Does anyone, besides me, think the Notam system is a mess? One of our senior staff members planned short VFR hop from Frederick to Ocean City, NJ. It’s about 130 nm as the buzzard flies but there were, get this, 73 pages of Notams. I didn’t think our aviation system was that decrepit but so it was. There was all the usual foolishness about towers 7 miles from the airport, 150 feet agl, that had been unlit for months.
The ever-popular 26N RWY 6/24 PAEW ADJ [translated - Ocean City, NJ, runways 6 -24 personnel and equipment working adjacent]. Almost every airport has that Notam. It is very popular with airport managers who can put virtually anything into the system and leave it there for as long as their lawyers tell them. Something insignificant might change and the airport could get sued for something. News flash – Any society that needs disclaimers has too many lawyers.” ~Erik Pepke.

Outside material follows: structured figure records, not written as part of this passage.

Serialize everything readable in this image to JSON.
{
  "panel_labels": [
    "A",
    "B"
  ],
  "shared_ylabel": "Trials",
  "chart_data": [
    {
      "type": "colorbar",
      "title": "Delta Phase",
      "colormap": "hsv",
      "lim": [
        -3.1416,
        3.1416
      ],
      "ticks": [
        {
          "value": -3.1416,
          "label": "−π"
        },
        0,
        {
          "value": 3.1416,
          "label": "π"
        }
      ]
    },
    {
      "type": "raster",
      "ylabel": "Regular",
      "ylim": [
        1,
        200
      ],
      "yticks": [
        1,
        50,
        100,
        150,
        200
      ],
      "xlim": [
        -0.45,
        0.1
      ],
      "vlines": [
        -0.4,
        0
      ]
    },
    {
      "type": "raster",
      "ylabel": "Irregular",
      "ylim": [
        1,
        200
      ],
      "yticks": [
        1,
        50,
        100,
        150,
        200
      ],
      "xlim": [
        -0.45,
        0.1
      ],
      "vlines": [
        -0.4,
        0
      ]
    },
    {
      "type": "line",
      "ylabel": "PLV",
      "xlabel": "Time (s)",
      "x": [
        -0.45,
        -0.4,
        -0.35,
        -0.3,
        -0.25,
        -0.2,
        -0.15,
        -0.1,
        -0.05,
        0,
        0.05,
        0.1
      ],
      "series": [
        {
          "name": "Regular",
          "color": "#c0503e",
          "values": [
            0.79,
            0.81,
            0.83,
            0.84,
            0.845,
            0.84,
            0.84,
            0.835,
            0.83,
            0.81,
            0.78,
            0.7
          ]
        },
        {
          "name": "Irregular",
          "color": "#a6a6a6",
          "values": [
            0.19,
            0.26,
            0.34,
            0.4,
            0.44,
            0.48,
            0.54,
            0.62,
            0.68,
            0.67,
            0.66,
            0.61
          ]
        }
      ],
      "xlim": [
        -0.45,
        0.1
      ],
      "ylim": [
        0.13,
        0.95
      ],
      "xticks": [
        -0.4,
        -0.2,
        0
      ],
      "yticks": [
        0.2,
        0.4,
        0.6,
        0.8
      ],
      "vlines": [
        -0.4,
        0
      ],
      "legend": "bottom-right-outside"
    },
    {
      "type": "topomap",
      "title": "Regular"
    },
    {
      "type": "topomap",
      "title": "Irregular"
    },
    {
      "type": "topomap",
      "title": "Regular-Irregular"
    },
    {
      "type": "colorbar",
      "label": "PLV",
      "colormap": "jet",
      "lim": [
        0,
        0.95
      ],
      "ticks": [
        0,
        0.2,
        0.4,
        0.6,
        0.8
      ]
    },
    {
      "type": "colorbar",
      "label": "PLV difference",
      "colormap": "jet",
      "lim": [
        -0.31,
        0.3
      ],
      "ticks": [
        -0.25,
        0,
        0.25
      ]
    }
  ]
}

But there was one sleeper buried in all the meaningless drivel that WAS important. 26N AD CLSD- translated means the aerodrome (AD) is closed (i.e you can’t land here – Jack !) Seems like we could have put that into plain English at the top of the heap but the Notam trolls prefer to pounce when you least expect it!
It would seem that the system really isn’t there for safety and to notify pilots of operational issues. Perhaps I’m a bit cynical but it sure appears that it’s there more to protect the authorities from any conceivable threat for failure to warn. This keeps officialdom off the hook because of FAR 91.103 that states “Each Pilot-in-Command shall, before beginning a flight, become familiar with all available information concerning that flight.” Everything – no matter how obscure.

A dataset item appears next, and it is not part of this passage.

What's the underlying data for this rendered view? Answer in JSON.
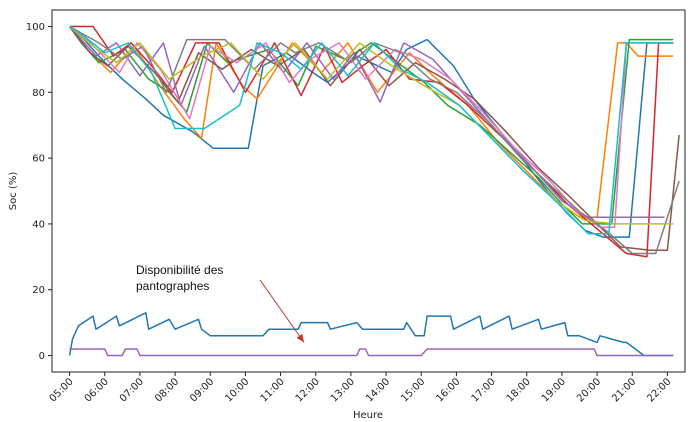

On a recent VFR flight I called FSS to check TFRs and Notams and was advised, after considerable non-pertinent ones, that operations on Runway 26 were dangerous. “Dangerous? ”

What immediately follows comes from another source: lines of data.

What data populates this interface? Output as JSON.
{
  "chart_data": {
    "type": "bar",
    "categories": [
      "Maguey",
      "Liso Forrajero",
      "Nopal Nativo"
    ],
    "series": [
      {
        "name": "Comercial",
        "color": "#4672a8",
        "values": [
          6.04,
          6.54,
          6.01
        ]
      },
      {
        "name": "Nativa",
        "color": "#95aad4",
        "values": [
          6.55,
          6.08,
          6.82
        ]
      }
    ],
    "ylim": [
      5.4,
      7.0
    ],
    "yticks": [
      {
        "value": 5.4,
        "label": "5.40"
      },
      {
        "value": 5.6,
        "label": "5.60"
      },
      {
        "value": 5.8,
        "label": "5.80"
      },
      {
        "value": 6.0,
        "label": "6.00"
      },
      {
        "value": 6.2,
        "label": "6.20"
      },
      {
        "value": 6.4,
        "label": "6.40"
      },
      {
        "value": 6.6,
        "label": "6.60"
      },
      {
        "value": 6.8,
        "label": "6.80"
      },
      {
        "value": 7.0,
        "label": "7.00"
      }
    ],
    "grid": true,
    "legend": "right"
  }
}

I asked, “How so?” The briefer responded ” Doesn’t Say.”
Hmmmmm. “Is the runway closed?” ” No”
“I’m confused,” I opined. ” Well, I think there’s work being done on the airport and the tower doesn’t want anyone to get hurt.”
FAA has been promising to fix this over-warning, under-informing system for years but never quite gets the jobs done. There is always some constituency that just has to have a particular Notam. Apparently there is no common sense left on how to manage it.
Alas, that shortcoming may not be unique to aviation!